Today I've created a designer bookcase which includes multiple collections of all the design books I own. For scalability (and longevity) I used Pinterest as my organisational tool of choice. It means you and anyone else can easily subscribe to boards of interest and get notified of updates.

Design books are a passion of mine and I spend many hours pouring over their pages, I've been selecting and collecting them for years and many I acquired during my degree at Loughborough. My latest purchase was  "Design and Form: Basic Course at the Bauhaus" that I found in an Oxfam charity shop of all places! It gives a detailed run-through of the basic course of the Bauhaus and is a really interesting read (as something that has become the foundation model of modern design education).
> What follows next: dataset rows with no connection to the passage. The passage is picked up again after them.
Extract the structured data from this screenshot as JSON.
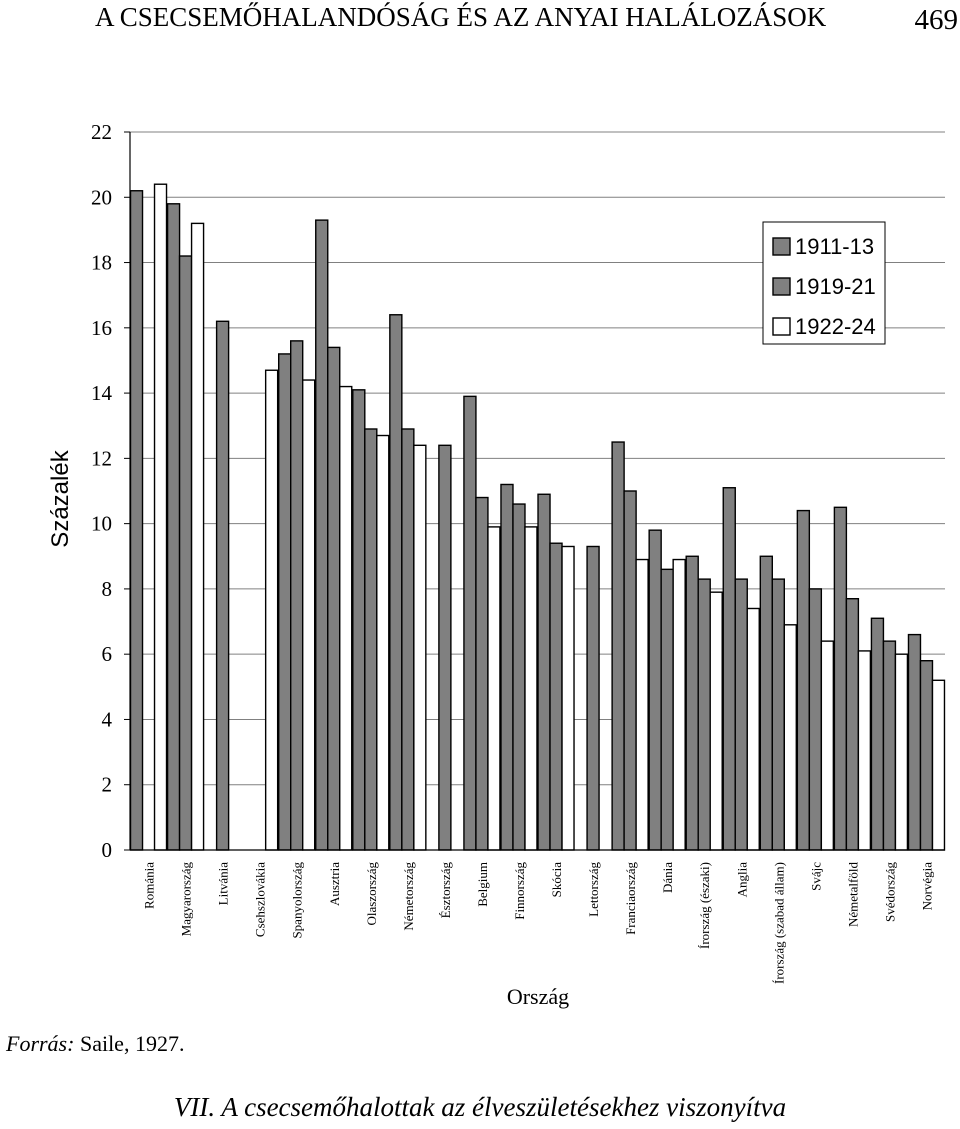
{
  "header": {
    "running_title": "A CSECSEMŐHALANDÓSÁG ÉS AZ ANYAI HALÁLOZÁSOK",
    "page_number": "469"
  },
  "source": {
    "label": "Forrás:",
    "text": "Saile, 1927."
  },
  "caption": "VII. A csecsemőhalottak az élveszületésekhez viszonyítva",
  "colors": {
    "bar_1911_13": "#808080",
    "bar_1919_21": "#808080",
    "bar_1922_24": "#ffffff",
    "outline": "#000000",
    "grid": "#808080"
  },
  "chart_data": {
    "type": "bar",
    "xlabel": "Ország",
    "ylabel": "Százalék",
    "ylim": [
      0,
      22
    ],
    "yticks": [
      "0",
      "2",
      "4",
      "6",
      "8",
      "10",
      "12",
      "14",
      "16",
      "18",
      "20",
      "22"
    ],
    "grid": true,
    "legend_position": "top-right",
    "categories": [
      "Románia",
      "Magyarország",
      "Litvánia",
      "Csehszlovákia",
      "Spanyolország",
      "Ausztria",
      "Olaszország",
      "Németország",
      "Észtország",
      "Belgium",
      "Finnország",
      "Skócia",
      "Lettország",
      "Franciaország",
      "Dánia",
      "Írország (északi)",
      "Anglia",
      "Írország (szabad állam)",
      "Svájc",
      "Németalföld",
      "Svédország",
      "Norvégia"
    ],
    "series": [
      {
        "name": "1911-13",
        "values": [
          20.2,
          19.8,
          null,
          null,
          15.2,
          19.3,
          14.1,
          16.4,
          null,
          13.9,
          11.2,
          10.9,
          null,
          12.5,
          9.8,
          9.0,
          11.1,
          9.0,
          10.4,
          10.5,
          7.1,
          6.6
        ]
      },
      {
        "name": "1919-21",
        "values": [
          null,
          18.2,
          16.2,
          null,
          15.6,
          15.4,
          12.9,
          12.9,
          12.4,
          10.8,
          10.6,
          9.4,
          9.3,
          11.0,
          8.6,
          8.3,
          8.3,
          8.3,
          8.0,
          7.7,
          6.4,
          5.8
        ]
      },
      {
        "name": "1922-24",
        "values": [
          20.4,
          19.2,
          null,
          14.7,
          14.4,
          14.2,
          12.7,
          12.4,
          null,
          9.9,
          9.9,
          9.3,
          null,
          8.9,
          8.9,
          7.9,
          7.4,
          6.9,
          6.4,
          6.1,
          6.0,
          5.2
        ]
      }
    ]
  }
}
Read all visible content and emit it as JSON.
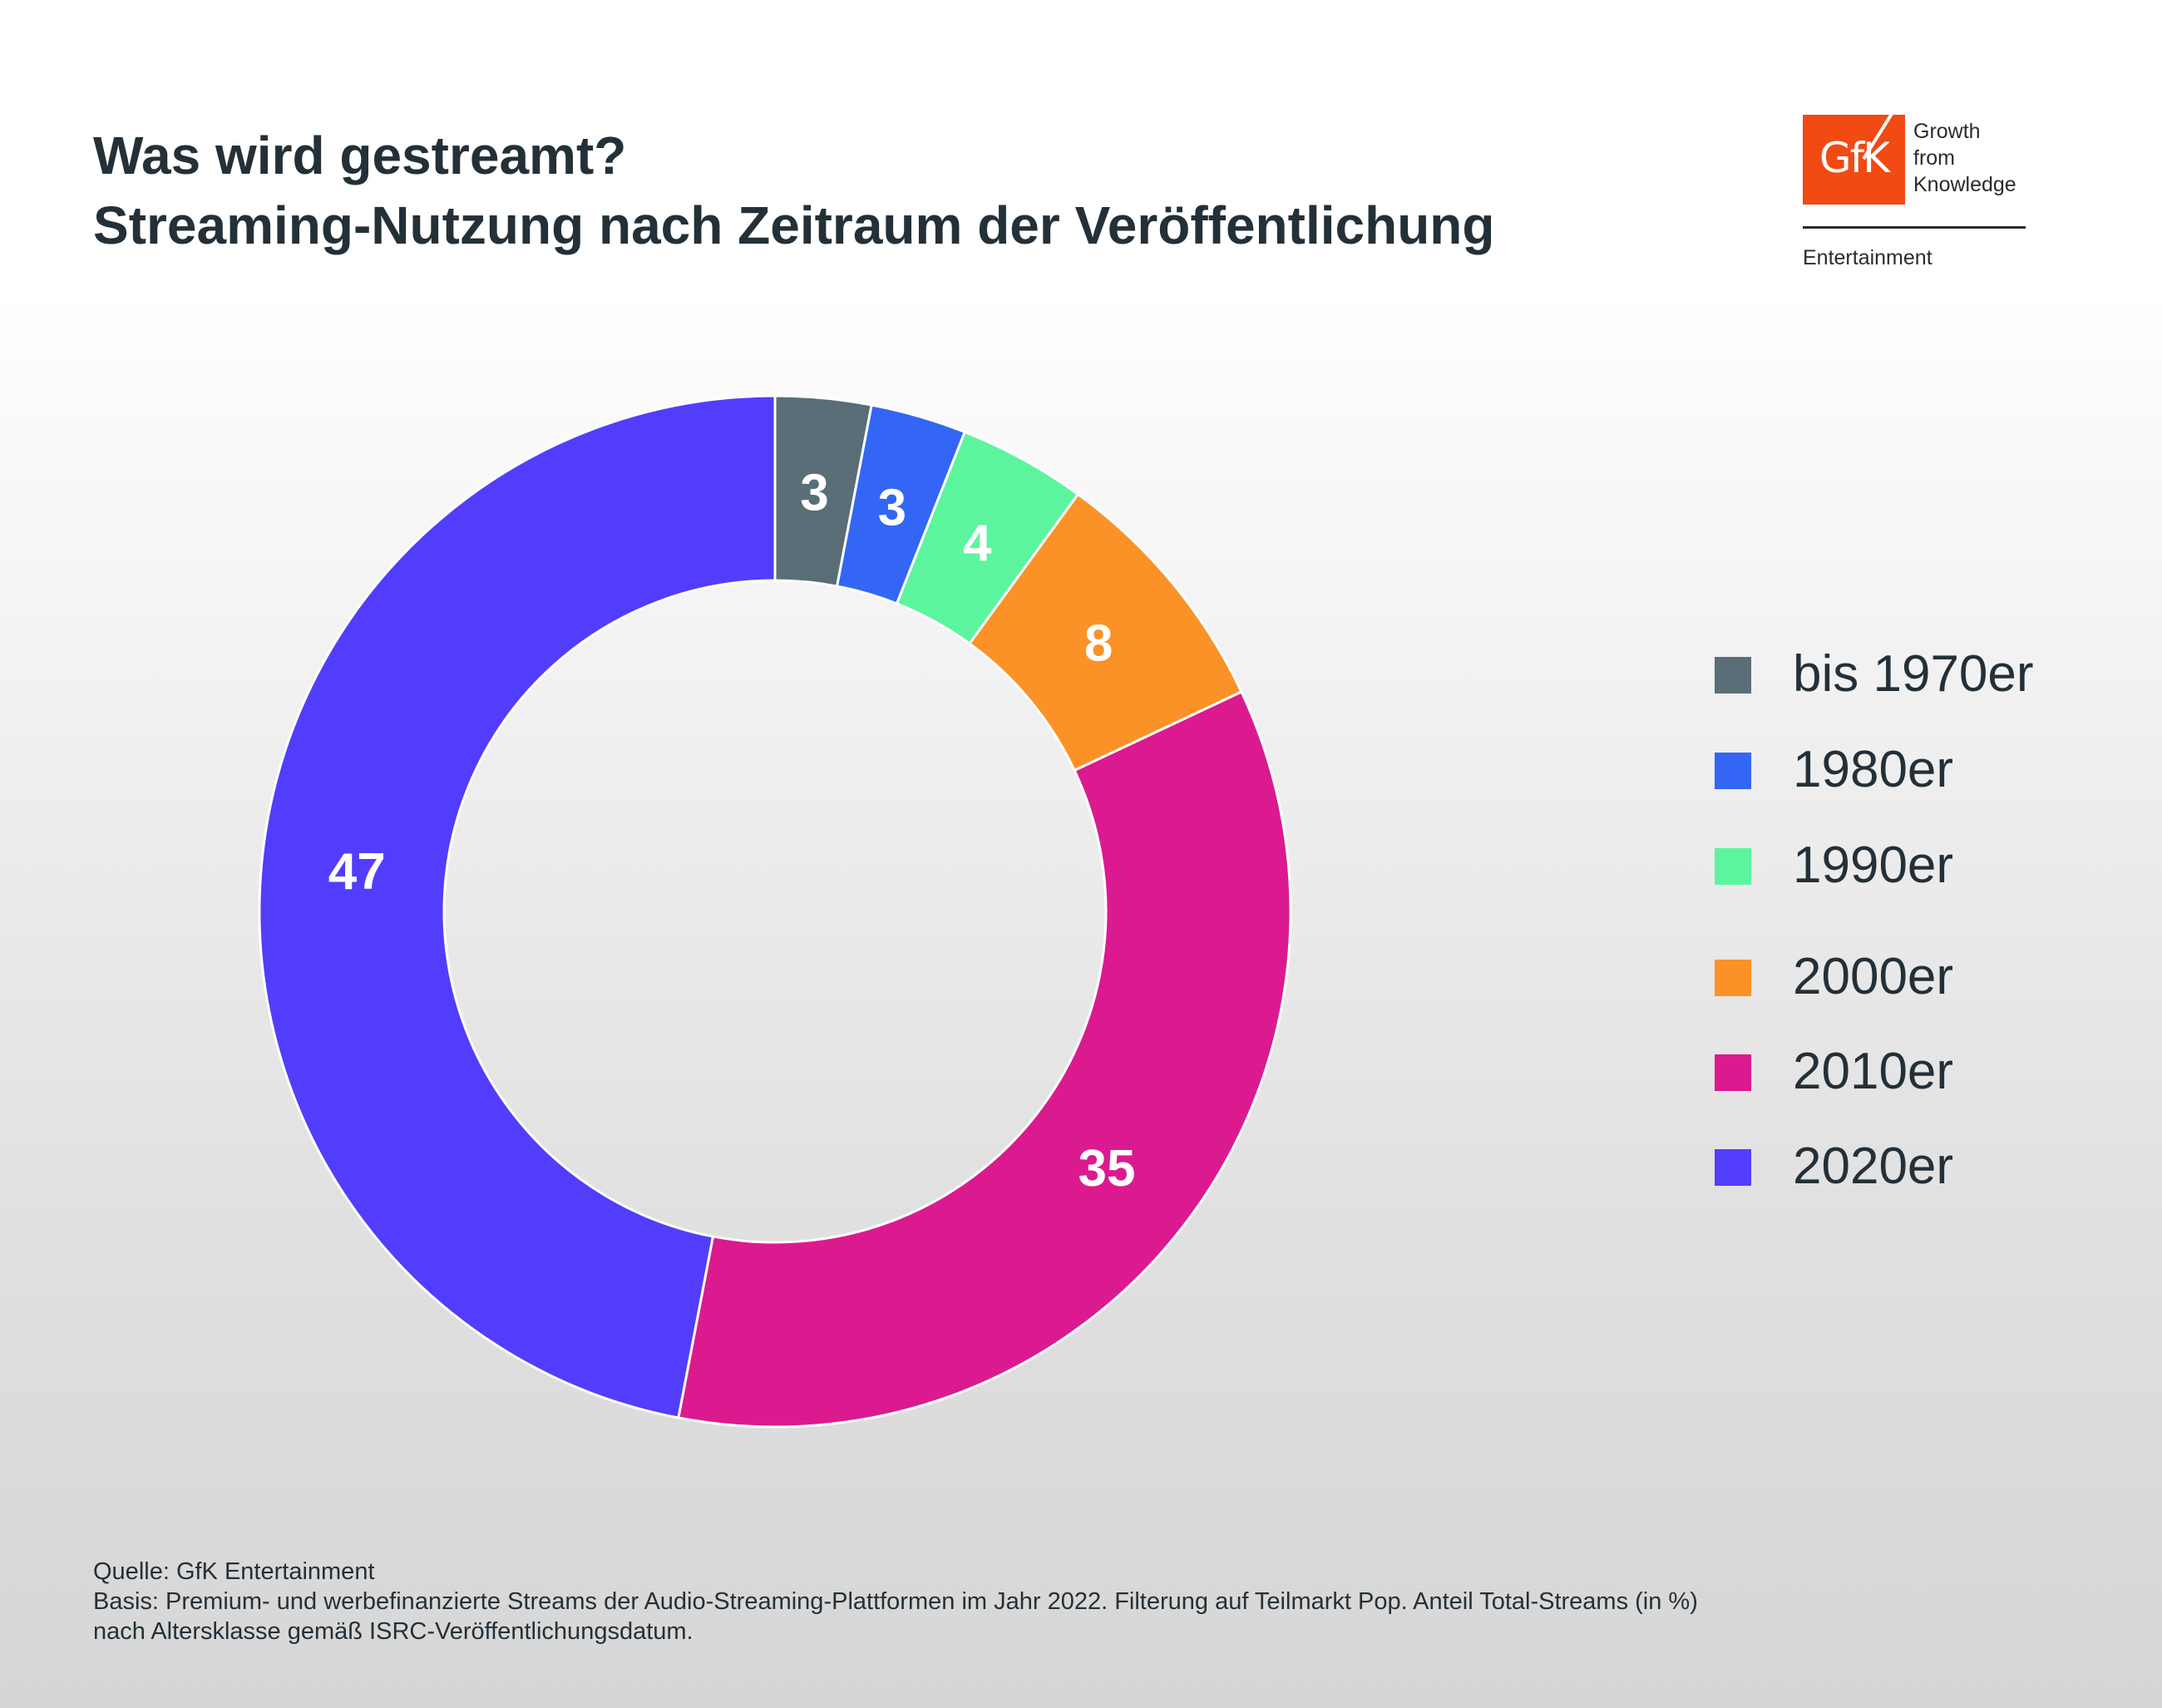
{
  "header": {
    "title_line1": "Was wird gestreamt?",
    "title_line2": "Streaming-Nutzung nach Zeitraum der Veröffentlichung"
  },
  "logo": {
    "mark": "GfK",
    "tagline": [
      "Growth",
      "from",
      "Knowledge"
    ],
    "division": "Entertainment",
    "color": "#f14a13"
  },
  "chart_data": {
    "type": "pie",
    "variant": "donut",
    "start": "top, clockwise",
    "categories": [
      "bis 1970er",
      "1980er",
      "1990er",
      "2000er",
      "2010er",
      "2020er"
    ],
    "values": [
      3,
      3,
      4,
      8,
      35,
      47
    ],
    "colors": [
      "#5a6e78",
      "#3366f5",
      "#5cf59e",
      "#fb9228",
      "#dc1a8f",
      "#523dfc"
    ],
    "data_labels": [
      "3",
      "3",
      "4",
      "8",
      "35",
      "47"
    ],
    "legend_position": "right"
  },
  "footer": {
    "source": "Quelle: GfK Entertainment",
    "basis_line1": "Basis: Premium- und werbefinanzierte Streams der Audio-Streaming-Plattformen im Jahr 2022. Filterung auf Teilmarkt Pop. Anteil Total-Streams (in %)",
    "basis_line2": "nach Altersklasse gemäß ISRC-Veröffentlichungsdatum."
  }
}
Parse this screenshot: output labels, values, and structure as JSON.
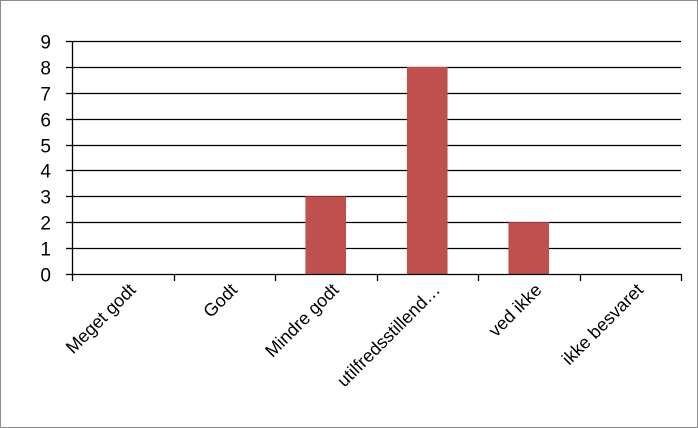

Another favourite of mine and a real must-have is "Manufacturing Processes for Design Professionals" by Rob Thompson. If you're considering buying a design book today let this one be it! Honestly, it's informed so many of my design decisions it's unreal and I've seen it in studios from Bradford to Moscow!

There are one or two extra books I will add in future as I haven't included any of my automotive design books yet, please do take time to have a look have a look and if you know of any great design books that I have missed out then please get in touch or leave a comment on this post. 

The page implementation and design

There were some challenges around how best to implement the page, as the Pinterest widget library only supports fixed widths and heights. I did take a look into methods for creating a responsive iframe using CSS and simply iFraming it in too. I also explored a rage of WordPress Pinterest plugins but they didn't play nice with my theme. 

In the end, I've settled for a series of widgets in my grid. It means that there is some responsiveness to the page, but on mobile the fixed heights result in some wasted space. (If you have any idea of how to fix it or a better way then do let me know).